“I can guess your thoughts—I don’t speak altogether like a bushman? Well, my father was an Englishman, and my mother a lady of education from Montreal; that was why, at the cost of some self-denial on their part, I was sent East to school.”
It was an incomplete explanation. He had inherited the Englishman’s reticence, which forbade him to point out that his father sprang from an old family of standing and had, for some reason which his son had never learned, quarreled bitterly with his English relatives. Coming to Canada, he had married and taken up the bush life on a small and unremunerative ranch, where he had died and left his widow and his son badly provided for.
“Thank you,” responded Nasmyth; and Lisle supposed it was in recognition of the fact that he would hardly have furnished even those few particulars to one whom he regarded as a stranger. “To reciprocate, a few words will make clear all there is to know about me. English public school, Oxford afterward—didn’t take a degree. Spend most of my time in the country, though I make a few sporting trips abroad when I can afford it and have nothing better to do. That partly explains this journey. But I haven’t tried to force your confidence, nor offered you mine, altogether casually.”
“So I supposed,” returned Lisle. “It strikes me that since we got near the Gladwyne expedition’s line of march we have both felt that some explanation is needed. To go back a little, when I met you in Victoria and you offered to join me in the trip, I agreed partly because I wanted an intelligent companion, but I had another reason. At first I supposed you wished to go because a journey through a rough and little-known country seems to appeal to one kind of Englishman, but I changed my mind when you showed your anxiety to get upon the Gladwyne party’s trail.”
“You were right.

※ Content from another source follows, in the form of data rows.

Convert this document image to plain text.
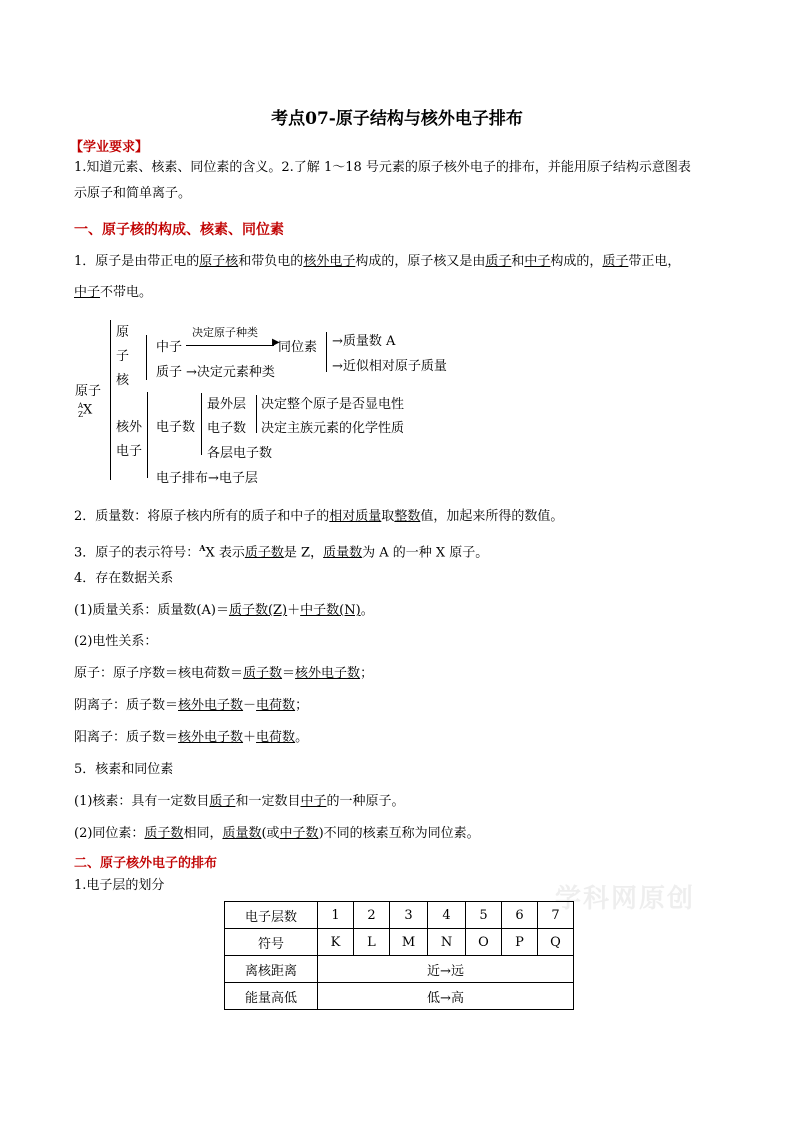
考点07-原子结构与核外电子排布
【学业要求】
1.知道元素、核素、同位素的含义。2.了解 1～18 号元素的原子核外电子的排布，并能用原子结构示意图表
示原子和简单离子。
一、原子核的构成、核素、同位素
1．原子是由带正电的原子核和带负电的核外电子构成的，原子核又是由质子和中子构成的，质子带正电，
中子不带电。
原子
$^A_Z$X
原
子
核
中子
决定原子种类
▶
同位素 →质量数 A
→近似相对原子质量
质子 →决定元素种类
核外
电子
电子数
最外层
电子数
各层电子数
决定整个原子是否显电性
决定主族元素的化学性质
电子排布→电子层
2．质量数：将原子核内所有的质子和中子的相对质量取整数值，加起来所得的数值。
3．原子的表示符号：$^A$X 表示质子数是 Z，质量数为 A 的一种 X 原子。
4．存在数据关系
(1)质量关系：质量数(A)＝质子数(Z)＋中子数(N)。
(2)电性关系：
原子：原子序数＝核电荷数＝质子数＝核外电子数；
阴离子：质子数＝核外电子数－电荷数；
阳离子：质子数＝核外电子数＋电荷数。
5．核素和同位素
(1)核素：具有一定数目质子和一定数目中子的一种原子。
(2)同位素：质子数相同，质量数(或中子数)不同的核素互称为同位素。
二、原子核外电子的排布
1.电子层的划分	学科网原创
电子层数	1	2	3	4	5	6	7
符号	K	L	M	N	O	P	Q
离核距离	近→远						
能量高低	低→高						
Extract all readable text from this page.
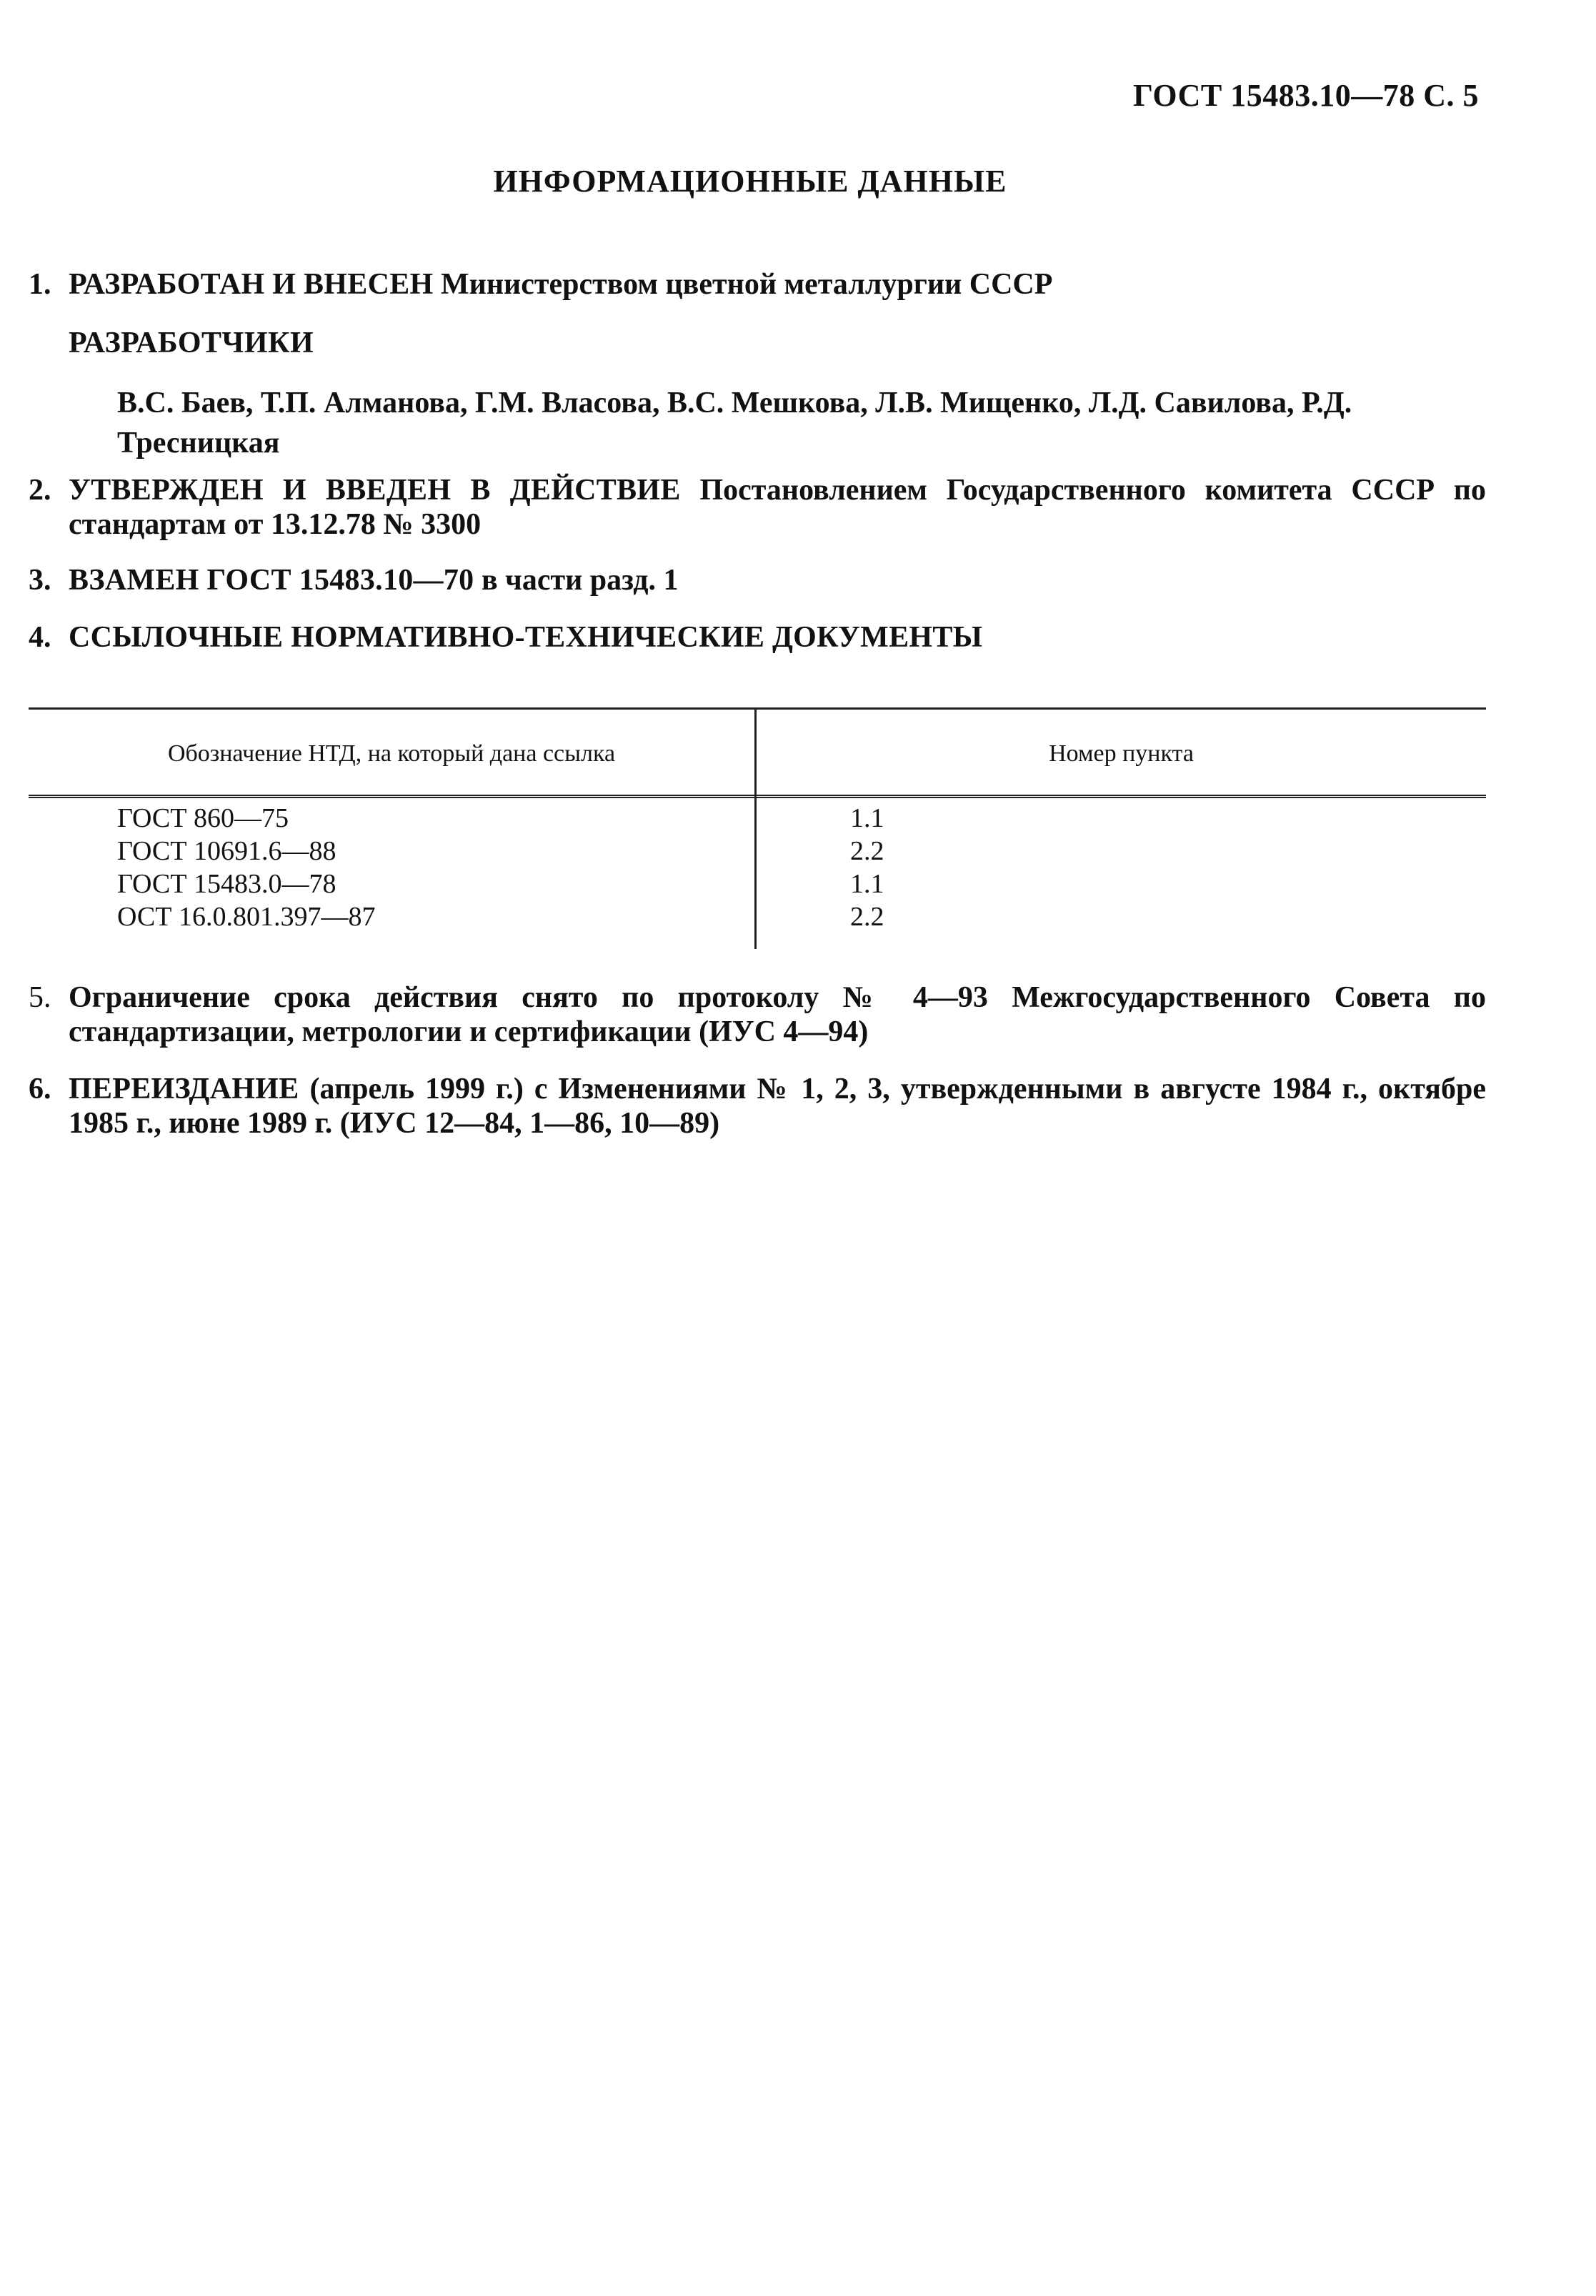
ГОСТ 15483.10—78 С. 5
ИНФОРМАЦИОННЫЕ ДАННЫЕ
1. РАЗРАБОТАН И ВНЕСЕН Министерством цветной металлургии СССР
РАЗРАБОТЧИКИ
В.С. Баев, Т.П. Алманова, Г.М. Власова, В.С. Мешкова, Л.В. Мищенко, Л.Д. Савилова, Р.Д. Тресницкая
2. УТВЕРЖДЕН И ВВЕДЕН В ДЕЙСТВИЕ Постановлением Государственного комитета СССР по стандартам от 13.12.78 № 3300
3. ВЗАМЕН ГОСТ 15483.10—70 в части разд. 1
4. ССЫЛОЧНЫЕ НОРМАТИВНО-ТЕХНИЧЕСКИЕ ДОКУМЕНТЫ
Обозначение НТД, на который дана ссылка	Номер пункта
ГОСТ 860—75	1.1
ГОСТ 10691.6—88	2.2
ГОСТ 15483.0—78	1.1
ОСТ 16.0.801.397—87	2.2
5. Ограничение срока действия снято по протоколу № 4—93 Межгосударственного Совета по стандартизации, метрологии и сертификации (ИУС 4—94)
6. ПЕРЕИЗДАНИЕ (апрель 1999 г.) с Изменениями № 1, 2, 3, утвержденными в августе 1984 г., октябре 1985 г., июне 1989 г. (ИУС 12—84, 1—86, 10—89)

I knew the Gladwynes in England; the one who died was an old and valued friend of mine. I could give you the history of their march, though I hardly think that’s needful. You seem remarkably well acquainted with it.”
Lisle’s face hardened. With the exception of one man, he knew more than anybody else about the fatal journey a party of four had made a year earlier through the region he and Nasmyth were approaching.
“I am,” he said. “There’s a cause for it; but I’ll ask you to tell me what you know.”
He threw more branches on the fire and a crackling blaze sprang aloft, forcing up the ragged spruce boughs out of the surrounding gloom.
“This is the survivor’s narrative. I heard it from his own lips more than once,” began Nasmyth. “I dare say most of it’s a kind of story that’s not unusual in the North.”
“It’s one that has been repeated with local variations over and over again. But go on.”